The next stop looks likely to be Asia, where the fund is reportedly leaning towards setting up an office in Singapore in mid-summer 2019, though it has not confirmed if that is the case.

Like Texas TRS, big asset owners in Asia have in recent years sought to build up their in-house teams to reduce fees and do more direct investing. But even large institutions increasingly recognise the challenges and limitations of insourcing, as executives from Chinese insurer Ping An and Italy’s Generali pointed out at AsianInvestor’s Asian Investment Summit last month.

ALLOCATION CHANGES

Turning to specific asset classes, Texas TRS is gradually raising its private credit exposure, reflecting the fund’s view of it as an opportunistic play.

The fund has a 3.5% allocation that it invests directly and through strategic partnerships with alternative asset managers Apollo and KKR. It wants to increase this to 5% over three to five years, Albright said.

This is part of the fund’s $41.7 billion private markets portfolio, which has grown from 6% of total AUM in 2007 to 27.6% as of end-2017 (see figure below).

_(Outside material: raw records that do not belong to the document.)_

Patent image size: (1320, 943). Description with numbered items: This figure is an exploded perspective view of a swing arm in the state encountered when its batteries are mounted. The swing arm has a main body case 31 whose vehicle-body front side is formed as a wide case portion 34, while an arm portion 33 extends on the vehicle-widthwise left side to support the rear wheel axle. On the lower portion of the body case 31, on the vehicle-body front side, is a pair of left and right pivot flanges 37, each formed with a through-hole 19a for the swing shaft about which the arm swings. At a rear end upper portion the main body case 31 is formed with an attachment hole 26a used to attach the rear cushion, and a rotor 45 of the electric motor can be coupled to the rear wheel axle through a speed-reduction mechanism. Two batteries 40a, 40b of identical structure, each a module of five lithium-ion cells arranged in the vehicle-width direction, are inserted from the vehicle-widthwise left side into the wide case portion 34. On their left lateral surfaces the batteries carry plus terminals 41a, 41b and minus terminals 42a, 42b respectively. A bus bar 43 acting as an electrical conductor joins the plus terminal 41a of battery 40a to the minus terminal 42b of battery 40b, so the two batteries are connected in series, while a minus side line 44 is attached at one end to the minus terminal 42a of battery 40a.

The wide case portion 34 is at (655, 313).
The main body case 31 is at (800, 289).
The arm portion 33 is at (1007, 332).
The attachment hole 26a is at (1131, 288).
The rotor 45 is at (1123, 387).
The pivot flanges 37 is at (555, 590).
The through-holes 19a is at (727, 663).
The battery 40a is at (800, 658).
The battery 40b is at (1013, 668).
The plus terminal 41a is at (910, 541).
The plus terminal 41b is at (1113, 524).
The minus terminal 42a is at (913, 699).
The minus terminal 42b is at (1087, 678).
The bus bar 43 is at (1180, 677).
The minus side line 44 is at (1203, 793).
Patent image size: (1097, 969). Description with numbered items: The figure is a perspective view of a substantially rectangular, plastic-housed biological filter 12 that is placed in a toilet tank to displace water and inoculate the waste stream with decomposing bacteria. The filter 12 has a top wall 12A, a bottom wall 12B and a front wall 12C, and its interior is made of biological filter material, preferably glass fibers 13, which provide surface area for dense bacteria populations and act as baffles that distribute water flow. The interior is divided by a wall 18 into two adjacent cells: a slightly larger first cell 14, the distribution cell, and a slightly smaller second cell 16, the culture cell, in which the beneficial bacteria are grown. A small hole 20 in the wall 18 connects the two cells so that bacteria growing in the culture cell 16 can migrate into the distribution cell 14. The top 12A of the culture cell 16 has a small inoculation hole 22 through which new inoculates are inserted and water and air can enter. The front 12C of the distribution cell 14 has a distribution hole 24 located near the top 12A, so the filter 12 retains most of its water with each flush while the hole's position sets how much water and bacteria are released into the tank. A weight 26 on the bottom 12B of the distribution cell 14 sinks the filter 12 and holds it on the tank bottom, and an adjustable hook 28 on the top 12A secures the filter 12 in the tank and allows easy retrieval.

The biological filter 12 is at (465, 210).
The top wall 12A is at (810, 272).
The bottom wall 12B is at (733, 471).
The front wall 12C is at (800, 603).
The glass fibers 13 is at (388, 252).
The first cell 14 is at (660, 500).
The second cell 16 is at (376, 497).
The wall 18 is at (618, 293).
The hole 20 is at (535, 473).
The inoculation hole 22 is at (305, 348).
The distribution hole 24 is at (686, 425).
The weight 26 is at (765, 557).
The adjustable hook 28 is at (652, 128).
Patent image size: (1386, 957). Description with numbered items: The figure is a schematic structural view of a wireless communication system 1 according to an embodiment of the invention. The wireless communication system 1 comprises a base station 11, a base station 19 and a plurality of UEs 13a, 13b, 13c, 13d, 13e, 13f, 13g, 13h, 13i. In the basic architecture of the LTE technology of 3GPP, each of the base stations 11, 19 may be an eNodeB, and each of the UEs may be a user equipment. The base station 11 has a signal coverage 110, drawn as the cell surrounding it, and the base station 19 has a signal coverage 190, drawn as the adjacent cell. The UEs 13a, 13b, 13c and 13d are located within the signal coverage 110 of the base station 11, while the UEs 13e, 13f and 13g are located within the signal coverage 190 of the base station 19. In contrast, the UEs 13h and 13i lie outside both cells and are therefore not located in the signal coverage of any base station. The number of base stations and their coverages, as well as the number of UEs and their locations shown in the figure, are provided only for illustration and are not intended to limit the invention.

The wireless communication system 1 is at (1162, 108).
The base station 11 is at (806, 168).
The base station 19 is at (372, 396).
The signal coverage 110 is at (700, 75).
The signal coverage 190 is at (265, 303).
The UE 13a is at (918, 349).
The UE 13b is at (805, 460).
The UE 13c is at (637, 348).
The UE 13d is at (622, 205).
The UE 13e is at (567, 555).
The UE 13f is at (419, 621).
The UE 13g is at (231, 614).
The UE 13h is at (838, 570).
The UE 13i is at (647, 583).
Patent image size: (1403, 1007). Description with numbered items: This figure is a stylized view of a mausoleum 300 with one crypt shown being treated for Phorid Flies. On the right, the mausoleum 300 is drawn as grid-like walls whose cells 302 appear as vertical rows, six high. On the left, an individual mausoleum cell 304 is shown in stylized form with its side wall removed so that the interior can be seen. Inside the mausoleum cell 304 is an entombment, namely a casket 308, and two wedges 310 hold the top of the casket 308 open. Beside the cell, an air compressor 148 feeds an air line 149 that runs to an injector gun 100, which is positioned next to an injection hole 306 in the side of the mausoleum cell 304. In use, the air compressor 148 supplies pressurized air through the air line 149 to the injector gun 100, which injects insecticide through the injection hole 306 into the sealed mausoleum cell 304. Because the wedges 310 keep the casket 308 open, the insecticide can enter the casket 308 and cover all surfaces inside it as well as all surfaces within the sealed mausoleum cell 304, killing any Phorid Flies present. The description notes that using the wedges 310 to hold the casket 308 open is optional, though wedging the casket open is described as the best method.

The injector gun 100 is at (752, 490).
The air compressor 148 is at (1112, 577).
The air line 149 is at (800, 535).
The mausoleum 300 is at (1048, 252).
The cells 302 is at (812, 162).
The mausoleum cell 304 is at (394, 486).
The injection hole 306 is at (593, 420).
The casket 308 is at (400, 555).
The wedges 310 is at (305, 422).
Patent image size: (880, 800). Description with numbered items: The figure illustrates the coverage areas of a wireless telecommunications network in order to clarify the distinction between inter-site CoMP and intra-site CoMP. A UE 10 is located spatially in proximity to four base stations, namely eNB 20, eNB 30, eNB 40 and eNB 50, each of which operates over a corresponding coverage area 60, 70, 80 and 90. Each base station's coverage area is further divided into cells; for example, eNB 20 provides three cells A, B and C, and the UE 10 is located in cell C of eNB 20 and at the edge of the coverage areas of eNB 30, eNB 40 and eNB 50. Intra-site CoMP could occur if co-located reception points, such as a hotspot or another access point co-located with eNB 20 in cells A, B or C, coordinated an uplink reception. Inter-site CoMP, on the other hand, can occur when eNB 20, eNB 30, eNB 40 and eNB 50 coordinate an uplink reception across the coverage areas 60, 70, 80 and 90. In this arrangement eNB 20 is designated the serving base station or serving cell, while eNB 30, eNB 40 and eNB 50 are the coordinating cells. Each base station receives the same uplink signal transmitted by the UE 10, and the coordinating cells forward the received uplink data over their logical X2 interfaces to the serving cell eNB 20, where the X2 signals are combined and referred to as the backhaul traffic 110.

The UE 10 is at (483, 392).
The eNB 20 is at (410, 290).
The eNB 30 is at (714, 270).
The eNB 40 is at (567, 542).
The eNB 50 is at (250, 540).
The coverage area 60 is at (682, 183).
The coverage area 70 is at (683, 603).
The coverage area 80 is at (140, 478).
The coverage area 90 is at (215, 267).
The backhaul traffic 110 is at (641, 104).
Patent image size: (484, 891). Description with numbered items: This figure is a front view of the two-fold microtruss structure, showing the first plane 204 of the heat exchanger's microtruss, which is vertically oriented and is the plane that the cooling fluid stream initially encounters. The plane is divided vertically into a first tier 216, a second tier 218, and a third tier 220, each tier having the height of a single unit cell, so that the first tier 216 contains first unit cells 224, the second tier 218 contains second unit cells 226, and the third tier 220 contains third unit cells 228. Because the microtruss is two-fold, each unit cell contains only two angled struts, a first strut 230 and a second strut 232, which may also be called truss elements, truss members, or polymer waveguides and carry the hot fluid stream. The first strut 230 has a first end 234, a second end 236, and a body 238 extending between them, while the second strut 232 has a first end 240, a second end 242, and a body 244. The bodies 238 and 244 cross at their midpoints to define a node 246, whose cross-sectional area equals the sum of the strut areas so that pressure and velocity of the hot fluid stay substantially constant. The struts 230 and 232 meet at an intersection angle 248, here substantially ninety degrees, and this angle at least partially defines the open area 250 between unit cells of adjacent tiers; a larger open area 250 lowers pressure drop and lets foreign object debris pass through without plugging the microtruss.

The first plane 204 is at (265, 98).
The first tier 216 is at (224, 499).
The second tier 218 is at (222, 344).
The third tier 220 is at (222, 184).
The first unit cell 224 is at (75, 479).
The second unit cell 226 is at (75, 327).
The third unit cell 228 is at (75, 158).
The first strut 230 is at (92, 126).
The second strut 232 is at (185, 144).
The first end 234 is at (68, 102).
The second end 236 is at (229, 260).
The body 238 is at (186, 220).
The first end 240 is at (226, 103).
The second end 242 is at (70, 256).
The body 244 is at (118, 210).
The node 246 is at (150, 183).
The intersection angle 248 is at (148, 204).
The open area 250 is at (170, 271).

Private equity is the largest part of this, accounting for 12.5% of total AUM, while real assets take up 11.1% and 4% is in energy, natural resources and infrastructure. 

Texas TRS's asset allocation at end-2017
(Click for full view)

Texas TRS has also reorganised its equity portfolio, a project that took 18 months and was completed late last year.

The pension fund has 58% of its AUM in listed stocks, hedge funds and private equity. It has divided these assets into US stocks (18.8% of total AUM), non-US developed markets (13.5%) and emerging markets (9.7%).

Previously, the fund structured its equity allocations around different asset management styles, which created some overlap, said Albright. Now the investment team will apply investment strategies across these portfolios, using a more top-down approach.   

The aim of the overhaul was to better manage risk premia – that is, alternative weightings or factors other than traditional market capitalisation in indexes – and increase internal quantitative management.

SHIFT TO PASSIVE

As part of its equity portfolio changes, the fund has also stopped using external managers to invest into US stocks actively, deciding that it’s too difficult to find alpha in the highly efficient market. Instead, it does so via passive or internal quantitative equity strategies, reducing fees.

This reflects a shift into passive strategies among investors, particularly in respect of the most efficient developed markets. Western asset owners are seen to have led the way but Asian institutions, such as Australia’s Future Fund, New Zealand Superannuation Fund and Taiwan’s Bureau of Labor Funds have been ramping up their use of ‘quasi-passive’ factor-based investing in recent years. 

As returns have steadily fallen, so the focus has grown on fees paid for active management and on the performance it has (or has not) delivered; investors have sought more transparency around performance attribution.

For instance, Japan’s Government Pension Investment Fund has said it would, from April 1 this year, offer performance-related fees to managers of its active equity and bond portfolios and, accordingly, cut the fees of those that underperform.